Week 5 Discussion Guide: Thursday--The Hawthorne Project
Prepare your presentations carefully. Make sure you have used printed scholarly sources. Pay close attention to the basic questions I am asking each group to consider for all the authors we are researching. Use your ten minutes wisely. Prepare the printed bibliographic handout or a bibliography, or send me the MS-Word or RTF document so that I can put it on the course Web page to contain all the relevant information about your sources so that you will not have to repeat that orally. Talk about what you found in the sources that seems relevant to Hawthorne's career, especially to the issues which he addresses in the short stories we read. Remember that authors usually develop lifelong explorations of their major concerns, and return to them periodically in their creative writing and in their personal letters and notebooks. (We will look at those sources of evidence for Hawthorne next week.)
Decide in advance who will actually present your results. If you are not going to divide up the material among the group's members, pick a "presenter" and make her/his job easier by putting together a coherent sequence of specific points you want to communicate to the class. If you all are presenting, you still have to decide on a reasonable order in which to talk, just as if you were writing a paper to the class.

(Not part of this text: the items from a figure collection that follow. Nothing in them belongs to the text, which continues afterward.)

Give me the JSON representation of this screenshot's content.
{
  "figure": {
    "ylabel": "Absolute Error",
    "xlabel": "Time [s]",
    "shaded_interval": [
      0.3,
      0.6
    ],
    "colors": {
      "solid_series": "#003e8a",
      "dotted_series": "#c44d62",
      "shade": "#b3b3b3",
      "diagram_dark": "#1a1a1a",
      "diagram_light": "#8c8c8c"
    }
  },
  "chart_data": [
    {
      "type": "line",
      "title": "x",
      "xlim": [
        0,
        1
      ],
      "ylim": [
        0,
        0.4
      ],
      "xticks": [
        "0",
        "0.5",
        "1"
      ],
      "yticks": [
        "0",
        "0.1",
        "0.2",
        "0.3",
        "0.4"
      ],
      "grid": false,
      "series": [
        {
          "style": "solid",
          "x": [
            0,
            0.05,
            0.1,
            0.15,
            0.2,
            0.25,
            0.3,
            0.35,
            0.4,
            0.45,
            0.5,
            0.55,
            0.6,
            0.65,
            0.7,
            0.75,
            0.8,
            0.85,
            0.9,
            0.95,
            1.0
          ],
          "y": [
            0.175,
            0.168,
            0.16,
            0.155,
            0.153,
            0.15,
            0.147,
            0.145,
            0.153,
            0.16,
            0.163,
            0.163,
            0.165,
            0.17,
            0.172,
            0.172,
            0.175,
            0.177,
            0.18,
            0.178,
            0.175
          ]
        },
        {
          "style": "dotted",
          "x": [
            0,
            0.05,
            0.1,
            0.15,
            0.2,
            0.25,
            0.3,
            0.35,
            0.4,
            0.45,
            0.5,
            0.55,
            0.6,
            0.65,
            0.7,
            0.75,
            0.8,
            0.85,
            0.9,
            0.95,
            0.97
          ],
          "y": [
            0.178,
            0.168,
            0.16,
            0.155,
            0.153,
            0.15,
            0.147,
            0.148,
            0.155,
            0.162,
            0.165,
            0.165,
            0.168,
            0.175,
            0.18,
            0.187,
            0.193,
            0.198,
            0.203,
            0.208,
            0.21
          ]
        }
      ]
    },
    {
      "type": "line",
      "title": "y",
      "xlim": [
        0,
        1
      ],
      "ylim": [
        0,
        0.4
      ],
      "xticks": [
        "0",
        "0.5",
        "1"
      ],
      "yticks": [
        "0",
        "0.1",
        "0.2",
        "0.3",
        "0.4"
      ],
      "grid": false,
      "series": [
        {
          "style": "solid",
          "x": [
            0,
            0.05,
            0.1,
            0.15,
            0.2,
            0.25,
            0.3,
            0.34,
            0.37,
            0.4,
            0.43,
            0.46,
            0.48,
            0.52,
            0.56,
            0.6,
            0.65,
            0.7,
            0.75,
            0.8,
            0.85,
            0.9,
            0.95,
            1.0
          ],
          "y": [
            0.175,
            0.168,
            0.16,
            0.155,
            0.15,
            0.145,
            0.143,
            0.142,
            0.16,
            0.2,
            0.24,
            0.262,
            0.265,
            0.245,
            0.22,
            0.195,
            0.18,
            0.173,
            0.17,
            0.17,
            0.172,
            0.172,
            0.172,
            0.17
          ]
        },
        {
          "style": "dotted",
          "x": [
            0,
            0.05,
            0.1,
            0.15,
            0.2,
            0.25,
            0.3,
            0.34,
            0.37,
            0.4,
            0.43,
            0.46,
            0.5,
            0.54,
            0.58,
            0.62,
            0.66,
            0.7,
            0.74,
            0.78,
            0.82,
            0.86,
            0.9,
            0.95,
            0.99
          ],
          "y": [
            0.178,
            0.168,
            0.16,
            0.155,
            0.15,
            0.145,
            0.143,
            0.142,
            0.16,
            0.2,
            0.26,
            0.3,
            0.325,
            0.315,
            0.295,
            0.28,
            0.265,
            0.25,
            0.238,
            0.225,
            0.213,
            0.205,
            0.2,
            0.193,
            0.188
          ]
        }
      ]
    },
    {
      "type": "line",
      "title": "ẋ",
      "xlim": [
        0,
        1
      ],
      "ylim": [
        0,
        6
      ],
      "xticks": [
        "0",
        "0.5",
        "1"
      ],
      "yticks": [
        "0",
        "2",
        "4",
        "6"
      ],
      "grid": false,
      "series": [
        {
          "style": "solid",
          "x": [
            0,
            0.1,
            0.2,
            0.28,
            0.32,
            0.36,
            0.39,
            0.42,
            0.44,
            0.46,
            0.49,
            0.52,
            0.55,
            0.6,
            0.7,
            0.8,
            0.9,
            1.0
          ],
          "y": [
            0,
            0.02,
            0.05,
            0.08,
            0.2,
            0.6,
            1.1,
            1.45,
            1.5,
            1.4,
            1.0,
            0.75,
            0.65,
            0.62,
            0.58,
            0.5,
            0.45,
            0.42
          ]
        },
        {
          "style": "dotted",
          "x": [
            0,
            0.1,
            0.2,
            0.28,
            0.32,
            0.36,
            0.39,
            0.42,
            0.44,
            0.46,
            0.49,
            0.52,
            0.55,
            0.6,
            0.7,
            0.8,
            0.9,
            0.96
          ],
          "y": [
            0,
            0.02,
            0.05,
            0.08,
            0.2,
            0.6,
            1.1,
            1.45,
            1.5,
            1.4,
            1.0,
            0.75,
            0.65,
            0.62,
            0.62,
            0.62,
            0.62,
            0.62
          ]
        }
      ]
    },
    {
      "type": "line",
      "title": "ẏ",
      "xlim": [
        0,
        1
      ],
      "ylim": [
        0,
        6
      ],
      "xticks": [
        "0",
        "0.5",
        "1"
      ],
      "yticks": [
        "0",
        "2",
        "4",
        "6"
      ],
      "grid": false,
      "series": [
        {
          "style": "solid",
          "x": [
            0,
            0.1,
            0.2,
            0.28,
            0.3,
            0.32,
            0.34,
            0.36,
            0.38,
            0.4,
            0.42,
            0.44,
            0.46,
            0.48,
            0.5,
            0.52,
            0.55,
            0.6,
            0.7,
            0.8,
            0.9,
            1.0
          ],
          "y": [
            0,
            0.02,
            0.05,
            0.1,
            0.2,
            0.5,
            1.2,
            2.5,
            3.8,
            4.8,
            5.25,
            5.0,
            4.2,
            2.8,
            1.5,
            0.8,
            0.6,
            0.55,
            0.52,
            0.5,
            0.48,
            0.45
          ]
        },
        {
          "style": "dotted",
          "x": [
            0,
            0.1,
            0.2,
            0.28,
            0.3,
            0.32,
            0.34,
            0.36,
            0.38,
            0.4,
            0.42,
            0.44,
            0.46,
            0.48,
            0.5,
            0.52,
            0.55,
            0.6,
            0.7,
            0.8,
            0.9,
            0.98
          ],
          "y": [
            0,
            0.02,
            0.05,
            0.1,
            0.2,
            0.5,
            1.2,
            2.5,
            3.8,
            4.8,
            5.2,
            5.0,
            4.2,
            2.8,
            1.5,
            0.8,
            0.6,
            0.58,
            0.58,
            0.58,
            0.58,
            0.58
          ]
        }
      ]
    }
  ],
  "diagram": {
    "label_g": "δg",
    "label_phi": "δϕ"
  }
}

If you intend to load your information into a PowerPoint presentation or web page, do not make the common mistake of putting everything you are going to say in the PowerPoint slides and then reading them to us (AKA "death by PowerPoint"). Use the slides to put before us major topics, images, or data (e.g., time lines, charts, graphs) that are not easily described verbally. Also make sure you have tested your access to the materials from the classroom before the class meets. Do a test the day before--don't wait until five minutes before class. If getting to the classroom equipment is a problem, you can get a pretty good idea whether your access will work by trying it out from any of the computers on campus as long as they're not the one you originally were working on. You can send me documents you want to project and I can link them to the "Web Pages" page below.
Time your presentation for the ten-minute limit by rehearsing it at least once in its entirety. Remember that it takes longer to read a passage out loud than it does to read it silently. For ten minutes of presentation time, a maximum of four pages of double-spaced text may be about all you can manage, but trust your practice run to test what you actually have. Remember that we want to give the class a chance to ask questions when you are done, so be ready to talk about your results.